Aniden gelip saran bir özlem ve incinmişlik içinde aceleyle bir sigara yaktı ve
odanın içinde yürümeye başladı.
“Ne garip bir macera!” dedi yüksek sesle, bir yandan gülüyor
bir yandan da gözlerinin dolduğunu hissediyordu. Dürüstçe söylemeliyim ki ben
asla senin hayal ettiğin insana benzemiyorum. Ve ardından da çekip gitti.
Paravan yana doğru çekilmişti; daha biraz önce içinde
yattıkları o yastıklara, çarşaflara bakmaya cesaret edemeyeceğini bildiği için
paravanı bozulmuş yatağın önüne doğru çekti. Sokaktan geçen arabaların
gıcırtılarını, pazardan yükselen insan seslerini duymamak için pencereleri
kapattı. Beyaz tül perdeleri çekip kanepeye oturdu. Evet, hepsi bu: Bir
gezginin macerasının sonu. Artık çok uzaklardaydı; geminin her yeri pencereli,
beyaza boyanmış salonunda veya güvertede oturmuş, güneşin altında parlayan
devasa nehir dalgalarına, sarı kumlardan
oluşmuş sahil kıyılarına, nehirde dolaşan sallara, Volga’nın bitimsiz,
parıldayan suların ufukla birleştiği uca bakıyor olmalıydı.
Hoşça kal! Bir hoşça kal dersin ve hepsi bu kadardır, her
zaman ve sonsuza kadar... Tanrı bilir bir daha nerede karşılaşacaklardı? “Asla
bir kocası, üç yaşındaki kızı ile normal bir yaşam sürdürdüğü bir kentte
karşısına çıkmayacağım,” diye geçirdi aklından. Yasak bir kent olarak canlandı
orası gözünde birden. Ve onun o yasak kentte, o yalnızlık dolu yaşamını, sık
sık o kısacık birlikteliklerini, teğmenin onu bir daha görmeyecek olmamasına
rağmen yine de karşılaşma ihtimalini hatırlayarak yaşadığını düşünmek… Bu
düşünce teğmeni adeta sarstı. Hayır, böyle olamaz! Bu çok zalimce, imkansız ve
delice bir şeydi. Hayatının manzarası
–acılı, onsuz geçirdiği onca anlamsız yıl- bir anda adamı korku ve umutsuzluğun
içine çekti. “Tanrı aşkına!” diye söylendi ve gözlerini paravanın arkasındaki
yataktan kaçırmaya çalışarak tekrar odanın içinde volta atmaya başladı. “Ne
oluyor bana böyle? Onda bu kadar ne buldum ki? Dün olanlar gerçekte neydi?

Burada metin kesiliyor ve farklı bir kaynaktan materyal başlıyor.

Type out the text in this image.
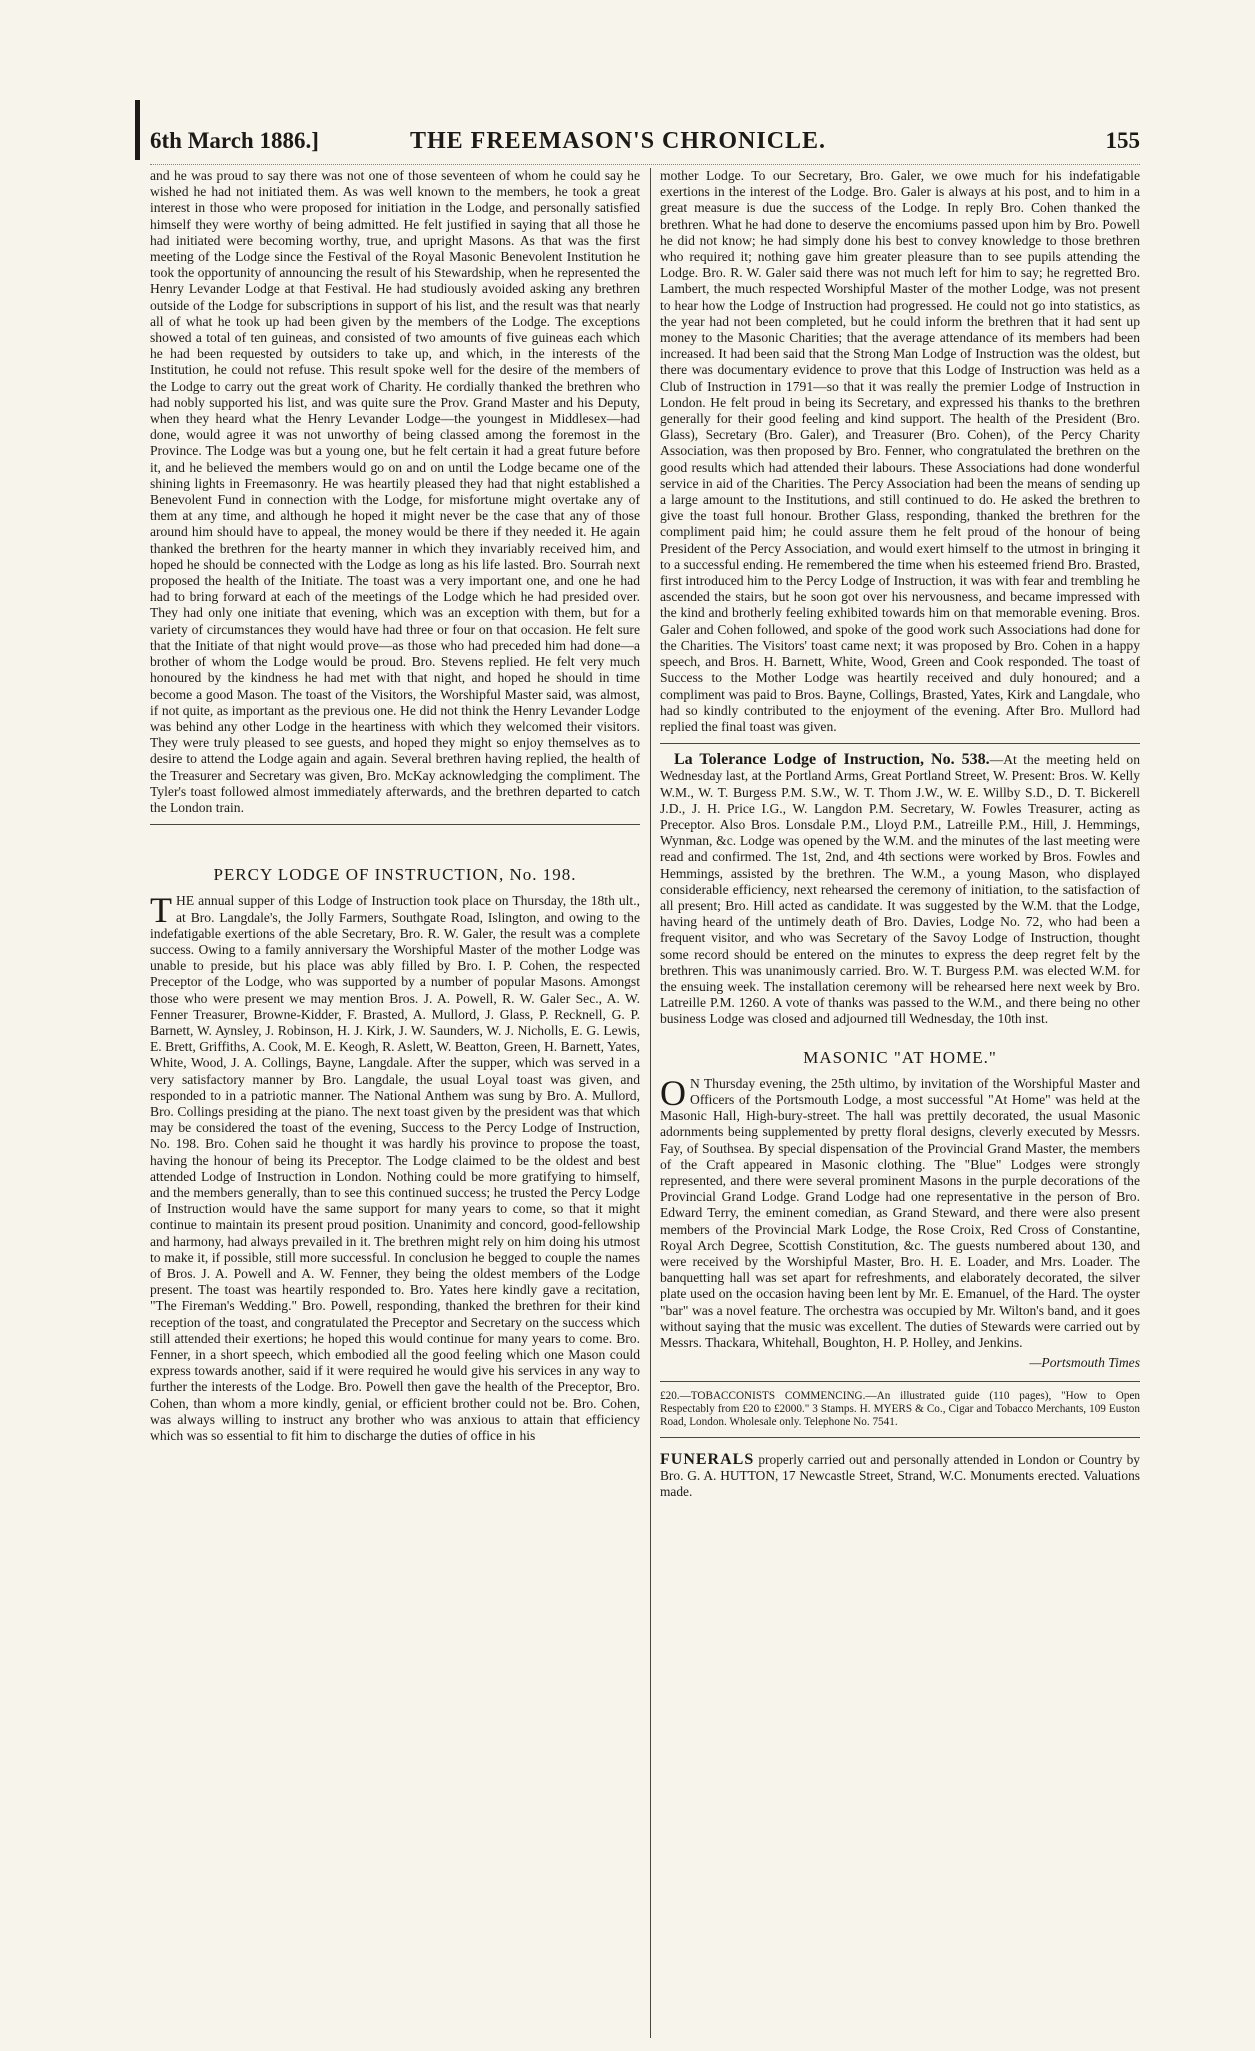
6th March 1886.]	THE FREEMASON'S CHRONICLE.	155

and he was proud to say there was not one of those seventeen of whom he could say he wished he had not initiated them. As was well known to the members, he took a great interest in those who were proposed for initiation in the Lodge, and personally satisfied himself they were worthy of being admitted. He felt justified in saying that all those he had initiated were becoming worthy, true, and upright Masons. As that was the first meeting of the Lodge since the Festival of the Royal Masonic Benevolent Institution he took the opportunity of announcing the result of his Stewardship, when he represented the Henry Levander Lodge at that Festival. He had studiously avoided asking any brethren outside of the Lodge for subscriptions in support of his list, and the result was that nearly all of what he took up had been given by the members of the Lodge. The exceptions showed a total of ten guineas, and consisted of two amounts of five guineas each which he had been requested by outsiders to take up, and which, in the interests of the Institution, he could not refuse. This result spoke well for the desire of the members of the Lodge to carry out the great work of Charity. He cordially thanked the brethren who had nobly supported his list, and was quite sure the Prov. Grand Master and his Deputy, when they heard what the Henry Levander Lodge—the youngest in Middlesex—had done, would agree it was not unworthy of being classed among the foremost in the Province. The Lodge was but a young one, but he felt certain it had a great future before it, and he believed the members would go on and on until the Lodge became one of the shining lights in Freemasonry. He was heartily pleased they had that night established a Benevolent Fund in connection with the Lodge, for misfortune might overtake any of them at any time, and although he hoped it might never be the case that any of those around him should have to appeal, the money would be there if they needed it. He again thanked the brethren for the hearty manner in which they invariably received him, and hoped he should be connected with the Lodge as long as his life lasted. Bro. Sourrah next proposed the health of the Initiate. The toast was a very important one, and one he had had to bring forward at each of the meetings of the Lodge which he had presided over. They had only one initiate that evening, which was an exception with them, but for a variety of circumstances they would have had three or four on that occasion. He felt sure that the Initiate of that night would prove—as those who had preceded him had done—a brother of whom the Lodge would be proud. Bro. Stevens replied. He felt very much honoured by the kindness he had met with that night, and hoped he should in time become a good Mason. The toast of the Visitors, the Worshipful Master said, was almost, if not quite, as important as the previous one. He did not think the Henry Levander Lodge was behind any other Lodge in the heartiness with which they welcomed their visitors. They were truly pleased to see guests, and hoped they might so enjoy themselves as to desire to attend the Lodge again and again. Several brethren having replied, the health of the Treasurer and Secretary was given, Bro. McKay acknowledging the compliment. The Tyler's toast followed almost immediately afterwards, and the brethren departed to catch the London train.

PERCY LODGE OF INSTRUCTION, No. 198.

THE annual supper of this Lodge of Instruction took place on Thursday, the 18th ult., at Bro. Langdale's, the Jolly Farmers, Southgate Road, Islington, and owing to the indefatigable exertions of the able Secretary, Bro. R. W. Galer, the result was a complete success. Owing to a family anniversary the Worshipful Master of the mother Lodge was unable to preside, but his place was ably filled by Bro. I. P. Cohen, the respected Preceptor of the Lodge, who was supported by a number of popular Masons. Amongst those who were present we may mention Bros. J. A. Powell, R. W. Galer Sec., A. W. Fenner Treasurer, Browne-Kidder, F. Brasted, A. Mullord, J. Glass, P. Recknell, G. P. Barnett, W. Aynsley, J. Robinson, H. J. Kirk, J. W. Saunders, W. J. Nicholls, E. G. Lewis, E. Brett, Griffiths, A. Cook, M. E. Keogh, R. Aslett, W. Beatton, Green, H. Barnett, Yates, White, Wood, J. A. Collings, Bayne, Langdale. After the supper, which was served in a very satisfactory manner by Bro. Langdale, the usual Loyal toast was given, and responded to in a patriotic manner. The National Anthem was sung by Bro. A. Mullord, Bro. Collings presiding at the piano. The next toast given by the president was that which may be considered the toast of the evening, Success to the Percy Lodge of Instruction, No. 198. Bro. Cohen said he thought it was hardly his province to propose the toast, having the honour of being its Preceptor. The Lodge claimed to be the oldest and best attended Lodge of Instruction in London. Nothing could be more gratifying to himself, and the members generally, than to see this continued success; he trusted the Percy Lodge of Instruction would have the same support for many years to come, so that it might continue to maintain its present proud position. Unanimity and concord, good-fellowship and harmony, had always prevailed in it. The brethren might rely on him doing his utmost to make it, if possible, still more successful. In conclusion he begged to couple the names of Bros. J. A. Powell and A. W. Fenner, they being the oldest members of the Lodge present. The toast was heartily responded to. Bro. Yates here kindly gave a recitation, "The Fireman's Wedding." Bro. Powell, responding, thanked the brethren for their kind reception of the toast, and congratulated the Preceptor and Secretary on the success which still attended their exertions; he hoped this would continue for many years to come. Bro. Fenner, in a short speech, which embodied all the good feeling which one Mason could express towards another, said if it were required he would give his services in any way to further the interests of the Lodge. Bro. Powell then gave the health of the Preceptor, Bro. Cohen, than whom a more kindly, genial, or efficient brother could not be. Bro. Cohen, was always willing to instruct any brother who was anxious to attain that efficiency which was so essential to fit him to discharge the duties of office in his

mother Lodge. To our Secretary, Bro. Galer, we owe much for his indefatigable exertions in the interest of the Lodge. Bro. Galer is always at his post, and to him in a great measure is due the success of the Lodge. In reply Bro. Cohen thanked the brethren. What he had done to deserve the encomiums passed upon him by Bro. Powell he did not know; he had simply done his best to convey knowledge to those brethren who required it; nothing gave him greater pleasure than to see pupils attending the Lodge. Bro. R. W. Galer said there was not much left for him to say; he regretted Bro. Lambert, the much respected Worshipful Master of the mother Lodge, was not present to hear how the Lodge of Instruction had progressed. He could not go into statistics, as the year had not been completed, but he could inform the brethren that it had sent up money to the Masonic Charities; that the average attendance of its members had been increased. It had been said that the Strong Man Lodge of Instruction was the oldest, but there was documentary evidence to prove that this Lodge of Instruction was held as a Club of Instruction in 1791—so that it was really the premier Lodge of Instruction in London. He felt proud in being its Secretary, and expressed his thanks to the brethren generally for their good feeling and kind support. The health of the President (Bro. Glass), Secretary (Bro. Galer), and Treasurer (Bro. Cohen), of the Percy Charity Association, was then proposed by Bro. Fenner, who congratulated the brethren on the good results which had attended their labours. These Associations had done wonderful service in aid of the Charities. The Percy Association had been the means of sending up a large amount to the Institutions, and still continued to do. He asked the brethren to give the toast full honour. Brother Glass, responding, thanked the brethren for the compliment paid him; he could assure them he felt proud of the honour of being President of the Percy Association, and would exert himself to the utmost in bringing it to a successful ending. He remembered the time when his esteemed friend Bro. Brasted, first introduced him to the Percy Lodge of Instruction, it was with fear and trembling he ascended the stairs, but he soon got over his nervousness, and became impressed with the kind and brotherly feeling exhibited towards him on that memorable evening. Bros. Galer and Cohen followed, and spoke of the good work such Associations had done for the Charities. The Visitors' toast came next; it was proposed by Bro. Cohen in a happy speech, and Bros. H. Barnett, White, Wood, Green and Cook responded. The toast of Success to the Mother Lodge was heartily received and duly honoured; and a compliment was paid to Bros. Bayne, Collings, Brasted, Yates, Kirk and Langdale, who had so kindly contributed to the enjoyment of the evening. After Bro. Mullord had replied the final toast was given.

La Tolerance Lodge of Instruction, No. 538.—At the meeting held on Wednesday last, at the Portland Arms, Great Portland Street, W. Present: Bros. W. Kelly W.M., W. T. Burgess P.M. S.W., W. T. Thom J.W., W. E. Willby S.D., D. T. Bickerell J.D., J. H. Price I.G., W. Langdon P.M. Secretary, W. Fowles Treasurer, acting as Preceptor. Also Bros. Lonsdale P.M., Lloyd P.M., Latreille P.M., Hill, J. Hemmings, Wynman, &c. Lodge was opened by the W.M. and the minutes of the last meeting were read and confirmed. The 1st, 2nd, and 4th sections were worked by Bros. Fowles and Hemmings, assisted by the brethren. The W.M., a young Mason, who displayed considerable efficiency, next rehearsed the ceremony of initiation, to the satisfaction of all present; Bro. Hill acted as candidate. It was suggested by the W.M. that the Lodge, having heard of the untimely death of Bro. Davies, Lodge No. 72, who had been a frequent visitor, and who was Secretary of the Savoy Lodge of Instruction, thought some record should be entered on the minutes to express the deep regret felt by the brethren. This was unanimously carried. Bro. W. T. Burgess P.M. was elected W.M. for the ensuing week. The installation ceremony will be rehearsed here next week by Bro. Latreille P.M. 1260. A vote of thanks was passed to the W.M., and there being no other business Lodge was closed and adjourned till Wednesday, the 10th inst.

MASONIC "AT HOME."

O N Thursday evening, the 25th ultimo, by invitation of the Worshipful Master and Officers of the Portsmouth Lodge, a most successful "At Home" was held at the Masonic Hall, High-bury-street. The hall was prettily decorated, the usual Masonic adornments being supplemented by pretty floral designs, cleverly executed by Messrs. Fay, of Southsea. By special dispensation of the Provincial Grand Master, the members of the Craft appeared in Masonic clothing. The "Blue" Lodges were strongly represented, and there were several prominent Masons in the purple decorations of the Provincial Grand Lodge. Grand Lodge had one representative in the person of Bro. Edward Terry, the eminent comedian, as Grand Steward, and there were also present members of the Provincial Mark Lodge, the Rose Croix, Red Cross of Constantine, Royal Arch Degree, Scottish Constitution, &c. The guests numbered about 130, and were received by the Worshipful Master, Bro. H. E. Loader, and Mrs. Loader. The banquetting hall was set apart for refreshments, and elaborately decorated, the silver plate used on the occasion having been lent by Mr. E. Emanuel, of the Hard. The oyster "bar" was a novel feature. The orchestra was occupied by Mr. Wilton's band, and it goes without saying that the music was excellent. The duties of Stewards were carried out by Messrs. Thackara, Whitehall, Boughton, H. P. Holley, and Jenkins.

—Portsmouth Times

£20.—TOBACCONISTS COMMENCING.—An illustrated guide (110 pages), "How to Open Respectably from £20 to £2000." 3 Stamps. H. MYERS & Co., Cigar and Tobacco Merchants, 109 Euston Road, London. Wholesale only. Telephone No. 7541.

FUNERALS properly carried out and personally attended in London or Country by Bro. G. A. HUTTON, 17 Newcastle Street, Strand, W.C. Monuments erected. Valuations made.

Evet, bir çeşit güneş çarpması olmalı bu! Ve şimdi bu artakalmışlık içinde
onsuz tek başımayım. Bugünü nasıl atlatacağım?”
Onunla ilgili her şeyi hala anımsıyordu; en küçük şeyleri,
en önemsiz detayları bile-yanık teninin kokusu, elbisesini, dik vücudunu,
coşkunluk dolu sesini… Tüm kadınlık cazibesi ile verdiği o enfes zevklerin
izleri hala yoğun bir biçimde duruyordu teğmenin ruhunda ama o duygular da şimdiden
anlam veremediği yabancı bir duygu tarafından gölgelenmekteydi. Dün kadınının
peşindeyken böyle bir duygunun gelip yakasına yapışacağını asla tahmin
edemezdi. Sıradan bir karşılaşma diye düşünürken, beraberken böyle bir duygunun
geleceğinin tek bir işareti bile yoktu -ve şimdi ona ne hissettiğini söylemenin
imkansızlığı. “Öyle bir imkanım asla olmayacak,” diye düşündü. “En kötüsü de
bu. Bir daha asla onunla konuşamayacağım bile. Peki şimdi ne olacak? Atıp
kurtulamayacağım hatıralar…Dindiremediğim acı…Tanrı’nın unuttuğu bu kente
saplanıp kalmış, bitmek bilmeyen gün. Ve içinde onun olduğu pembe gemi
uzaklaşırken suları güneşte parlayan Volga!”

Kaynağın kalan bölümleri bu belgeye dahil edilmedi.